If you set both event-ttl and max-deliver-attempts, Event Grid uses the first to expire to determine when to stop event delivery. For example, if you set 30 minutes as time-to-live (TTL) and 5 max delivery attempts. When an event isn't delivered after 30 minutes (or) isn't delivered after 5 attempts, whichever happens first, the event is dead-lettered.

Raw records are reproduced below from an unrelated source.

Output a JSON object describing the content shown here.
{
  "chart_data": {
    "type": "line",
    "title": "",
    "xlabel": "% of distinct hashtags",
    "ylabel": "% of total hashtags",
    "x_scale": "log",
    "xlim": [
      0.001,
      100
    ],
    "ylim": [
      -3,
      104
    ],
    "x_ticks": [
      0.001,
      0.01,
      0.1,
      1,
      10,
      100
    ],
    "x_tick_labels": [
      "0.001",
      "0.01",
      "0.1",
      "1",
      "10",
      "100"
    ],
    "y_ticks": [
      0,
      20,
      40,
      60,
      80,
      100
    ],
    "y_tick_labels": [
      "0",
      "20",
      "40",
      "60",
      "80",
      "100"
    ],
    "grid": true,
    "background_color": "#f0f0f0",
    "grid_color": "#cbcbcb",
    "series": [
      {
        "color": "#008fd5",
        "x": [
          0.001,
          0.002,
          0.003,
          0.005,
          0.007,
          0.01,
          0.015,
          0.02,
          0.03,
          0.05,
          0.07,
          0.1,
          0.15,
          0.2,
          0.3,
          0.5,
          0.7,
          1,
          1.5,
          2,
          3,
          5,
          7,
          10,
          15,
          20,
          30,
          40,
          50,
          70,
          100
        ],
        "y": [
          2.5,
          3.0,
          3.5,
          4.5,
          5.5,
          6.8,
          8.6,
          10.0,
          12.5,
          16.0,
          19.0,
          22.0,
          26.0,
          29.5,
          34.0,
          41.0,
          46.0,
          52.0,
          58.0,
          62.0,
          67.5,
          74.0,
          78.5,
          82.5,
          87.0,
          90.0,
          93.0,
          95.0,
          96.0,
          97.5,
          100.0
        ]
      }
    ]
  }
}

If you set max delivery attempts to 10, with respect to exponential retry schedule, max 6 number of delivery attempts happen before 30 minutes TTL will be reached, therefore setting max number of attempts to 10 will have no impact in this case and events will be dead-lettered after 30 minutes.

PowerShell

To set the event time-to-live to a value other than 1440 minutes, use:

$topicid = (Get-AzEventGridTopic -ResourceGroupName gridResourceGroup -Name demoTopic).Id

New-AzEventGridSubscription `
  -ResourceId $topicid `
  -EventSubscriptionName <event_subscription_name> `
  -Endpoint <endpoint_URL> `
  -EventTtl 720

To set the max retries to a value other than 30, use:

$topicid = (Get-AzEventGridTopic -ResourceGroupName gridResourceGroup -Name demoTopic).Id

New-AzEventGridSubscription `
  -ResourceId $topicid `
  -EventSubscriptionName <event_subscription_name> `
  -Endpoint <endpoint_URL> `
  -MaxDeliveryAttempt 18

Note

If you set both event-ttl and max-deliver-attempts, Event Grid uses the first to expire to determine when to stop event delivery. For example, if you set 30 minutes as time-to-live (TTL) and 5 max delivery attempts. When an event isn't delivered after 30 minutes (or) isn't delivered after 5 attempts, whichever happens first, the event is dead-lettered. If you set max delivery attempts to 10, with respect to exponential retry schedule, max 6 number of delivery attempts happen before 30 minutes TTL will be reached, therefore setting max number of attempts to 10 will have no impact in this case and events will be dead-lettered after 30 minutes.